In a recent press release, U.S. Rep. Brian Babin, R-Texas, echoed the apprehensiveness Trump and military personnel have expressed. “This administration’s focus should be on ensuring our military has the necessary tools and resources it needs to defeat our enemies and keep Americans safe — not liberal social engineering that only harms our already neglected military.”
Trump, along with many other Republicans, feels that there is a huge divide between the operational needs of the military and the political and ideological agenda that the Obama administration has been pushing.
“The military exists to defend the country. It is there to have certain qualities that are unlike the civilian world: honor, courage, commitment, certainly integrity and honesty. You cannot ask military leaders to deny reality and teach their subordinates to deny reality without having consequences, especially when dealing with an issue of sexual privacy,” said Elaine Donnelly, president of the Center for Military Readiness, in speaking about the military’s new transgender acceptance policy.
Donnelly thinks focusing on a “tiny, tiny minority” at the expense of the majority of those in the military is irresponsible. She believes it will promote sexual tension and a lack of discipline.
Many echo the same misgivings when it comes to women in combat, which Trump is also against.
A 2015 RAND Corp. report regarding the future role of women in Special Operations Forces, found that “opposition to opening SOF specialties to women is both deep and wide, with high levels of opposition across all SOF elements.
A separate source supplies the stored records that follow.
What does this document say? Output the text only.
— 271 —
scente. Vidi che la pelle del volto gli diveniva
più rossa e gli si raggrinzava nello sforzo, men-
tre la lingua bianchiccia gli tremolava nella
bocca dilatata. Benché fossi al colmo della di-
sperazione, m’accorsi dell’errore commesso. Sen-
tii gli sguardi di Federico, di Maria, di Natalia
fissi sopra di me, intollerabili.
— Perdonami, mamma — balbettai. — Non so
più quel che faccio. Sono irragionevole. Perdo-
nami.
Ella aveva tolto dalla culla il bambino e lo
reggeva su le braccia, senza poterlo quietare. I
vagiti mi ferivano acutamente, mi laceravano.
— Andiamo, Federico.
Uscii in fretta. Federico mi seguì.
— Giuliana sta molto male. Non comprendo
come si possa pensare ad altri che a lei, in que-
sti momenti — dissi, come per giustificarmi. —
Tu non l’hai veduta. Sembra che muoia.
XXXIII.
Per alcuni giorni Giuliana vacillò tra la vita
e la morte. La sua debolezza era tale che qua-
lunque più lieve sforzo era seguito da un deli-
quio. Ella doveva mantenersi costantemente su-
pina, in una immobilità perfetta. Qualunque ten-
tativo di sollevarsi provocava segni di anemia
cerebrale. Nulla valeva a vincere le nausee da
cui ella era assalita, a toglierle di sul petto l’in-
This opposition is also deep-seated and intensely felt.”
The biggest concerns about integrating SOF were that women were physically or otherwise incapable of meeting the demands of the SOF specialties; that unit trust and cohesion would suffer if women were permitted; and that performance standards would be lowered so women could qualify.
Thus far, none of the over 30 female Marine officers who have attempted the Infantry Officer Course have passed. Navy Secretary Ray Mabus assured Marines that the standards will not be lowered to accommodate females.
At the Herndon event, Trump also spoke about the importance of protecting religious liberties within the military, after retired Col. Ron Crews, a steering committee member of the Chaplains Alliance for Military Religious Liberty, asked about attacks on religious freedoms in the military.
Crews mentioned several recent incidents including a ranger being reprimanded for using scripture while mentoring a suicide prevention class; a sergeant being forcefully removed from a retirement ceremony for intending to use the word “God” during a speech at the ceremony; and a lance corporal being court martialed, and convicted, for refusing to remove a scripture verse from her personal workspace.
Trump said he thought it was “very unfair” what was happening to religion in this country, especially in the military, and that the churches have “lost tremendous positive power” in recent years.
He has pledged to work to get the Johnson amendment (a portion of the U.S. tax code that prohibits religious groups from endorsing political candidates) overturned. When asked a question about military suicide and post-traumatic stress disorder, he also said that he believed it was necessary that all forms of counseling, including those faith-based programs focusing on “spiritual fitness and resiliency,” be made available to the troops.